Les pris­on­niers sont sor­tis dans la prom­e­nade. Leurs vête­ments en dessous de la taille sont retirés. Les gar­di­ens leur ordon­nent de se pencher et met­tent des cig­a­rettes allumées dans leur anus. Les pris­on­niers sont for­cés à “faire leur prom­e­nade” dans cette posi­tion, jusqu’à ce que les cig­a­rettes se consument.

Zülfikar Tak

Kocaeli

Kocatepe

Les pris­on­niers sont jetés et entassés les uns sur les autres, pour met­tre en scène, grandeur nature, la mon­tée d’Atatürk sur Kocatepe.

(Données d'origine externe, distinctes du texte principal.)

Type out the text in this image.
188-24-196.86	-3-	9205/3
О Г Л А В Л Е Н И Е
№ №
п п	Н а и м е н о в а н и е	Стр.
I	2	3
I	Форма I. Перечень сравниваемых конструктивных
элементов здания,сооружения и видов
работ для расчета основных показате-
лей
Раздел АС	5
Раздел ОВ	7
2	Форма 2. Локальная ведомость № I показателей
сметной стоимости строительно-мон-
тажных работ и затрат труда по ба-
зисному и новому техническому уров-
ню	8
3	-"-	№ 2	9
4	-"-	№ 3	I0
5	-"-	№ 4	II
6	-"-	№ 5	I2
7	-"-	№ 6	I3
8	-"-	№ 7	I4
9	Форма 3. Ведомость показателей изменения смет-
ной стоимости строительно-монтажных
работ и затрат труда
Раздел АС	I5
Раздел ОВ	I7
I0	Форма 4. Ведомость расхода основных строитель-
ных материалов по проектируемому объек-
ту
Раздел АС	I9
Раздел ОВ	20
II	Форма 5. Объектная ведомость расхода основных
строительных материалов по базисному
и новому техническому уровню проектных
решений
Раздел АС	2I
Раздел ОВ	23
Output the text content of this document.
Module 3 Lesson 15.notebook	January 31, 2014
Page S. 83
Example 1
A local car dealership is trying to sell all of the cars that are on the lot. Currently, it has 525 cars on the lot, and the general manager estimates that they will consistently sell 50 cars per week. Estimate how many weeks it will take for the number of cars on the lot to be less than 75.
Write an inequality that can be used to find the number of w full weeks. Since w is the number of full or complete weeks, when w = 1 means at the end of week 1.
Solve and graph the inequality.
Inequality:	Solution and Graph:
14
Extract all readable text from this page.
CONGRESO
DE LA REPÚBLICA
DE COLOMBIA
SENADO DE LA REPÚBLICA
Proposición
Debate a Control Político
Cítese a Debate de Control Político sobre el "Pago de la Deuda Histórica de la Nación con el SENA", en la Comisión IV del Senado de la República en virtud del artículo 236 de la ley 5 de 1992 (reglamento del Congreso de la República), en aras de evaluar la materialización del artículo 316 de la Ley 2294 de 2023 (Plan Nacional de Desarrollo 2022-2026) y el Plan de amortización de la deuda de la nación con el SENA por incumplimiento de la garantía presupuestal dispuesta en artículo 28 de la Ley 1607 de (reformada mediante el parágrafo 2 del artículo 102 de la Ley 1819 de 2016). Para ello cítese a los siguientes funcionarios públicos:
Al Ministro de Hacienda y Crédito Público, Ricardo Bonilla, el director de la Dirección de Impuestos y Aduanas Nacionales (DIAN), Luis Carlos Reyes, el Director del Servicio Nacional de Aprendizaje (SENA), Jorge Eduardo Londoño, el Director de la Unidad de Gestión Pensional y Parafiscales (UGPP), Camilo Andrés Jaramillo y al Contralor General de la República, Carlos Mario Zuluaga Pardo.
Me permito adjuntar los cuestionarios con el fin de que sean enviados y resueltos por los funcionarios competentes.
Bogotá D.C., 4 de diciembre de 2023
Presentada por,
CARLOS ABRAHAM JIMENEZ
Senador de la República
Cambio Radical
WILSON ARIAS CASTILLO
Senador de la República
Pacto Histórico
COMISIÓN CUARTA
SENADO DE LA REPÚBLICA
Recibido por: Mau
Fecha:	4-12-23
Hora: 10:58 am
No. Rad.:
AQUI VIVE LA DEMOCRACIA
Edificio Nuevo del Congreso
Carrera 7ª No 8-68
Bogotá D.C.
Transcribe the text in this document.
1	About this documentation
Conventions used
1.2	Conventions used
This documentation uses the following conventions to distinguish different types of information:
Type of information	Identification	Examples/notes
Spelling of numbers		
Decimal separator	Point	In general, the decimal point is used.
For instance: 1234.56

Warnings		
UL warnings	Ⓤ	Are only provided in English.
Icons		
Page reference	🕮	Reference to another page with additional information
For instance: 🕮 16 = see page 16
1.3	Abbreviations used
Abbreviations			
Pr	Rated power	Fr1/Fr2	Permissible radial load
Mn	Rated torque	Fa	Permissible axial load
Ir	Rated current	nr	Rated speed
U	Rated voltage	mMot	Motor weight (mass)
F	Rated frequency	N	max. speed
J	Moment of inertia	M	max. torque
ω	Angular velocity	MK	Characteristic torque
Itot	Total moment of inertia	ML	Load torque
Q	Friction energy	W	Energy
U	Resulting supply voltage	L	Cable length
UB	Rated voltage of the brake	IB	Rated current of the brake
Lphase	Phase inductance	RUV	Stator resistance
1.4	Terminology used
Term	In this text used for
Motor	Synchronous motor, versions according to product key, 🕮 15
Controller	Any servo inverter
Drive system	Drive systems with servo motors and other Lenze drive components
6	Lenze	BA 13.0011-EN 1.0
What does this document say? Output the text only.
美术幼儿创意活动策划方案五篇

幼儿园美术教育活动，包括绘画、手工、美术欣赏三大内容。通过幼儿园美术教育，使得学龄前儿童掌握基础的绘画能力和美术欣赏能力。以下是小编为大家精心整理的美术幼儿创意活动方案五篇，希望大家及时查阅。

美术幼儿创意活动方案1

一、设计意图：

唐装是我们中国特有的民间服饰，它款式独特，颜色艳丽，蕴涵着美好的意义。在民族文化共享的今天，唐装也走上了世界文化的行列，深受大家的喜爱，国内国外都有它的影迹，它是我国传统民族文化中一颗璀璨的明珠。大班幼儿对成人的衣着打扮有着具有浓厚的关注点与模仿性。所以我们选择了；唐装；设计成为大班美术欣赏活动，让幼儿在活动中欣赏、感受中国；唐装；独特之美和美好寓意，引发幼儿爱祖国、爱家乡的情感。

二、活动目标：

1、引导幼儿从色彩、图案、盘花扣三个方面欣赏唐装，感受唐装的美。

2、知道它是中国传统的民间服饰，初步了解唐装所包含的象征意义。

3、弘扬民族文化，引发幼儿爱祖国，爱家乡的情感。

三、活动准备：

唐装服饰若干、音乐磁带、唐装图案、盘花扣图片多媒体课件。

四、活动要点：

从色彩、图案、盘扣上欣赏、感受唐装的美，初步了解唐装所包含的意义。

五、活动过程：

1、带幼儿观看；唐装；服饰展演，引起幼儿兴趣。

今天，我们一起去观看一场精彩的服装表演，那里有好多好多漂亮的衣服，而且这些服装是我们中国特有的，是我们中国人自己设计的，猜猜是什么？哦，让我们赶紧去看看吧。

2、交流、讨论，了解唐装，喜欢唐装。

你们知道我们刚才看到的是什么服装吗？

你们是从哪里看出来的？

Cette “recon­struc­tion” est liée à une pho­to de Mustafa Kemal, grim­pant sur la colline, prise le 26 août 1922. La créa­tiv­ité nation­al­iste n’ou­blie pas ses images d’Epinal de pen­dant “la guerre d’indépendance”.

 

Zülfikar Tak

La Balance

Le gar­di­en choisit le pris­on­nier le plus fort et grand par­mi ceux qui sont sur la prom­e­nade, et le déclare “bal­ance”. Celui-ci vient un par un devant les pris­on­niers nus et allongés sur le dos, en rang. Il est chargé d’attraper les pris­on­niers par leur verge et les soulever. Il est égale­ment obligé de réciter telle une instruc­tion mil­i­taire “Telle per­son­ne pesant tant, est prête à vos ordres mon com­man­dant !”.

Zülfikar Tak

Vous recon­naitrez la nature très inven­tive de ces méth­odes. Il y en a bien d’autres… Sur cer­taines images ci-dessous, vous ver­rez des inscrip­tions sur les murs. En voici la traduction :
“Bir Türk dünyaya bedeldir” : Un [seul] Turc vaut le monde
“Adalet mülkün teme­lidir” (dans la prison et dans la salle d’au­di­ence au tri­bunal) : La Jus­tice est le fonde­ment de la propriété.
“Önce Vatan” : La Patrie avant tout.
“Ne mut­lu türküm diyene” (en par­tie vis­i­ble) : Bien­heureux celui qui se dit turc.

Le tra­vail de Zül­fikar Tak con­stitue un lien indé­ni­able dans l’art de résis­tance, avec celui de Zehra Doğan qui, elle, après avoir témoigné des exac­tions de l’E­tat dans la région kurde, dans l’Est de la Turquie en 2015, con­tin­ue aujour­d’hui à créer dans les con­di­tions impos­si­bles de la geôle d’Amed, et archive à son tour, son présent.